Where do all the little FLOPS come from? still dont understand the spec

G80 has 128 fp32 ALUs at 1350MHz with MADD.

So it should crunch until 256*1.35 GFLOPS (346 GFLOPS) if one feeds it right.

But AFAIR “GF 8800 GPU Technical Brief” document talks about 520 GFLOPS.
Is there some branch-unit or texture-unit ALU added and summed up?

Are this units usable by CUDA C code or only available as one does
texture array access with some interpolation ?

Sorry for all this questions about tech spec details. But I got first to convince
some people that CUDA/G80 is worth the time and effort to port some stuff on it.
Til now this is regarded as “new toy stuff” by some people.

Greetings
Knax

You’re correct, the peak computation rate on G80 is about 346 GFLOPS.

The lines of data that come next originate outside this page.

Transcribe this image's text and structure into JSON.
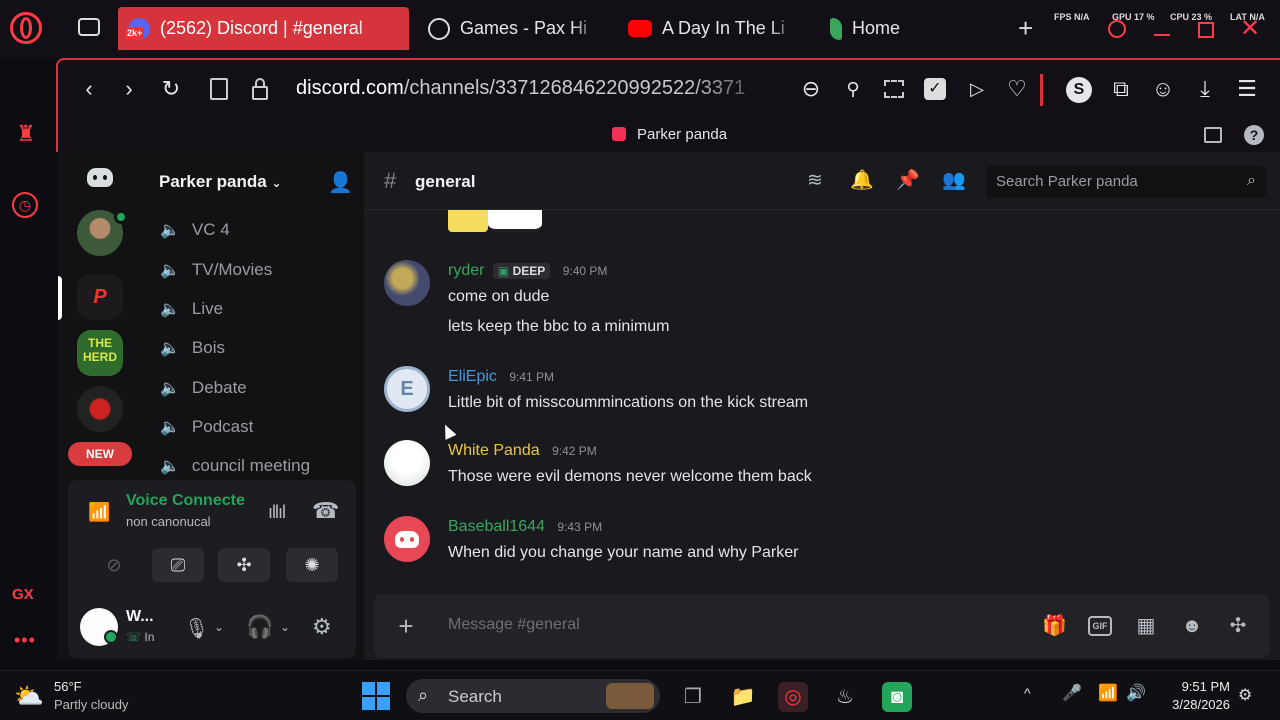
{
  "browser": {
    "tabs": [
      {
        "badge": "2k+",
        "label": "(2562) Discord | #general",
        "active": true
      },
      {
        "label": "Games - Pax Hi"
      },
      {
        "label": "A Day In The Li"
      },
      {
        "label": "Home"
      }
    ],
    "stats": {
      "fps": "FPS N/A",
      "gpu": "GPU 17 %",
      "cpu": "CPU 23 %",
      "lat": "LAT N/A"
    },
    "url_domain": "discord.com",
    "url_path": "/channels/337126846220992522/3371",
    "logo_text": "GX"
  },
  "discord": {
    "window_title": "Parker panda",
    "server_name": "Parker panda",
    "new_badge": "NEW",
    "channels": [
      "VC 4",
      "TV/Movies",
      "Live",
      "Bois",
      "Debate",
      "Podcast",
      "council meeting"
    ],
    "voice": {
      "status": "Voice Connecte",
      "channel": "non canonucal"
    },
    "user": {
      "name": "W...",
      "status": "In"
    },
    "channel_name": "general",
    "search_placeholder": "Search Parker panda",
    "messages": [
      {
        "author": "ryder",
        "tag": "DEEP",
        "time": "9:40 PM",
        "color": "#3ba55c",
        "lines": [
          "come on dude",
          "lets keep the bbc to a minimum"
        ]
      },
      {
        "author": "EliEpic",
        "time": "9:41 PM",
        "color": "#3f9ae0",
        "lines": [
          "Little bit of misscoummincations on the kick stream"
        ]
      },
      {
        "author": "White Panda",
        "time": "9:42 PM",
        "color": "#e8c547",
        "lines": [
          "Those were evil demons never welcome them back"
        ]
      },
      {
        "author": "Baseball1644",
        "time": "9:43 PM",
        "color": "#3ba55c",
        "lines": [
          "When did you change your name and why Parker"
        ]
      }
    ],
    "composer_placeholder": "Message #general"
  },
  "taskbar": {
    "weather_temp": "56°F",
    "weather_desc": "Partly cloudy",
    "search_label": "Search",
    "time": "9:51 PM",
    "date": "3/28/2026"
  },
  "colors": {
    "accent": "#d6343c",
    "blurple": "#5865f2"
  }
}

The 520 GFLOPS number quoted in the technical brief includes some graphics-specific operations that are not directly accessible from CUDA (for example, framebuffer blending).

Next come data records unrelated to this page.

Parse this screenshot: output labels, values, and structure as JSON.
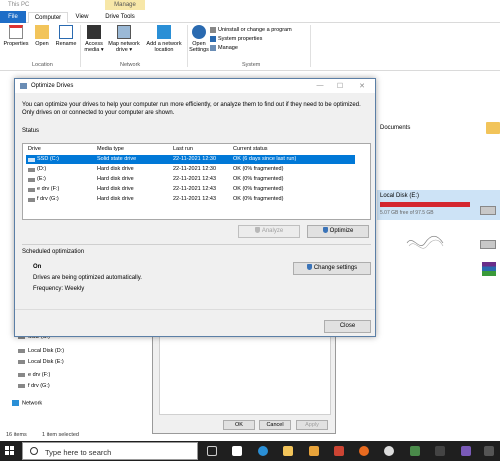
{
  "explorer": {
    "window_title": "This PC",
    "manage_tab": "Manage",
    "tabs": [
      "File",
      "Computer",
      "View",
      "Drive Tools"
    ],
    "ribbon": {
      "location_buttons": [
        "Properties",
        "Open",
        "Rename"
      ],
      "network_buttons": [
        "Access media ▾",
        "Map network drive ▾",
        "Add a network location"
      ],
      "open_settings": "Open Settings",
      "system_items": [
        "Uninstall or change a program",
        "System properties",
        "Manage"
      ],
      "groups": [
        "Location",
        "Network",
        "System"
      ]
    },
    "nav_drives": [
      "SSD (C:)",
      "Local Disk (D:)",
      "Local Disk (E:)",
      "e drv (F:)",
      "f drv (G:)"
    ],
    "nav_network": "Network",
    "status_count": "16 items",
    "status_selected": "1 item selected",
    "content": {
      "documents": "Documents",
      "local_disk_e": "Local Disk (E:)",
      "local_disk_e_free": "5.07 GB free of 97.5 GB",
      "local_disk_e_used_fraction": 0.95
    }
  },
  "properties_dialog": {
    "buttons": [
      "OK",
      "Cancel",
      "Apply"
    ]
  },
  "optimize_dialog": {
    "title": "Optimize Drives",
    "window_controls": [
      "—",
      "☐",
      "✕"
    ],
    "intro": "You can optimize your drives to help your computer run more efficiently, or analyze them to find out if they need to be optimized. Only drives on or connected to your computer are shown.",
    "status_heading": "Status",
    "columns": [
      "Drive",
      "Media type",
      "Last run",
      "Current status"
    ],
    "drives": [
      {
        "drive": "SSD (C:)",
        "media": "Solid state drive",
        "last_run": "22-11-2021 12:30",
        "status": "OK (6 days since last run)",
        "selected": true
      },
      {
        "drive": "(D:)",
        "media": "Hard disk drive",
        "last_run": "22-11-2021 12:30",
        "status": "OK (0% fragmented)",
        "selected": false
      },
      {
        "drive": "(E:)",
        "media": "Hard disk drive",
        "last_run": "22-11-2021 12:43",
        "status": "OK (0% fragmented)",
        "selected": false
      },
      {
        "drive": "e drv (F:)",
        "media": "Hard disk drive",
        "last_run": "22-11-2021 12:43",
        "status": "OK (0% fragmented)",
        "selected": false
      },
      {
        "drive": "f drv (G:)",
        "media": "Hard disk drive",
        "last_run": "22-11-2021 12:43",
        "status": "OK (0% fragmented)",
        "selected": false
      }
    ],
    "analyze_label": "Analyze",
    "optimize_label": "Optimize",
    "scheduled_heading": "Scheduled optimization",
    "scheduled_state": "On",
    "scheduled_desc": "Drives are being optimized automatically.",
    "frequency": "Frequency: Weekly",
    "change_settings_label": "Change settings",
    "close_label": "Close"
  },
  "taskbar": {
    "search_placeholder": "Type here to search"
  },
  "colors": {
    "selection": "#0078d7",
    "file_tab": "#1e6dc7",
    "disk_full": "#d4262f",
    "taskbar": "#1f1f1f"
  }
}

If you include texture lookups, which are available within CUDA, the actual number of floating point operations could be much higher.

I mostly understand the difference between instructions, cycles, and floating-point-operations, but the CUDA programming guide doesn’t tell the whole story. I would like to compare my application’s computing performance to the hardware optimum. I have a 8800GTX, so 346 GFLOPS is obviously optimal (for GPGPU), and GPUBench shows 165 billions scalar instructions maximum.

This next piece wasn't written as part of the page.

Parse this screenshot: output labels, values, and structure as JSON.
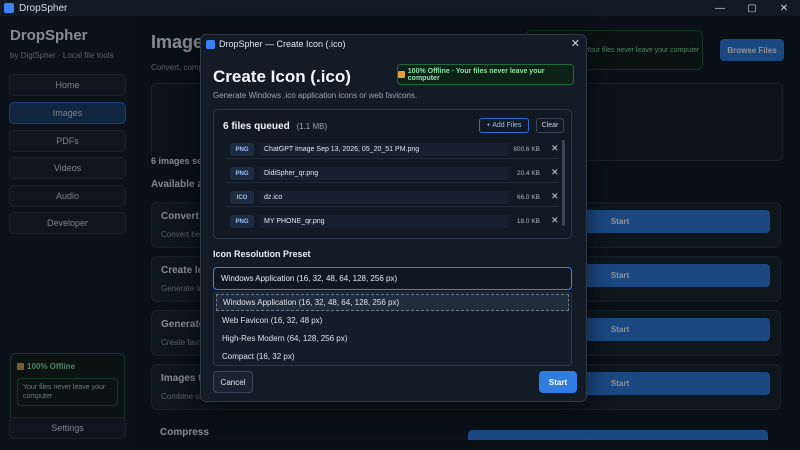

First, when counting FLOPS, I know that a MAD counts as 2 FLOPS within a single instruction. I also know that an exp is one instruction but must perform a small number of FLOPS. How many, though? On page 49 it states that most instructions 2 cycles to issue, and that more complex instructions like floating-point reciprocal, exp, and sin take 16 cycles. Does that mean that I should count 8 or 16 FLOPS?

Secondly, do the single-precision versions of exp and sin require fewer cycles or count as fewer FLOPS? I see a 15% performance boost using those.

As it is, my app issues about 130 billions instructions per second, so I am about as close to optimum as I expect to get. Calculating cycles per second, though, I get something like 374 billion. What number can I compare that to? Counting memory speed times number of processors only gives 230 billion cycles per second (1.8G*128).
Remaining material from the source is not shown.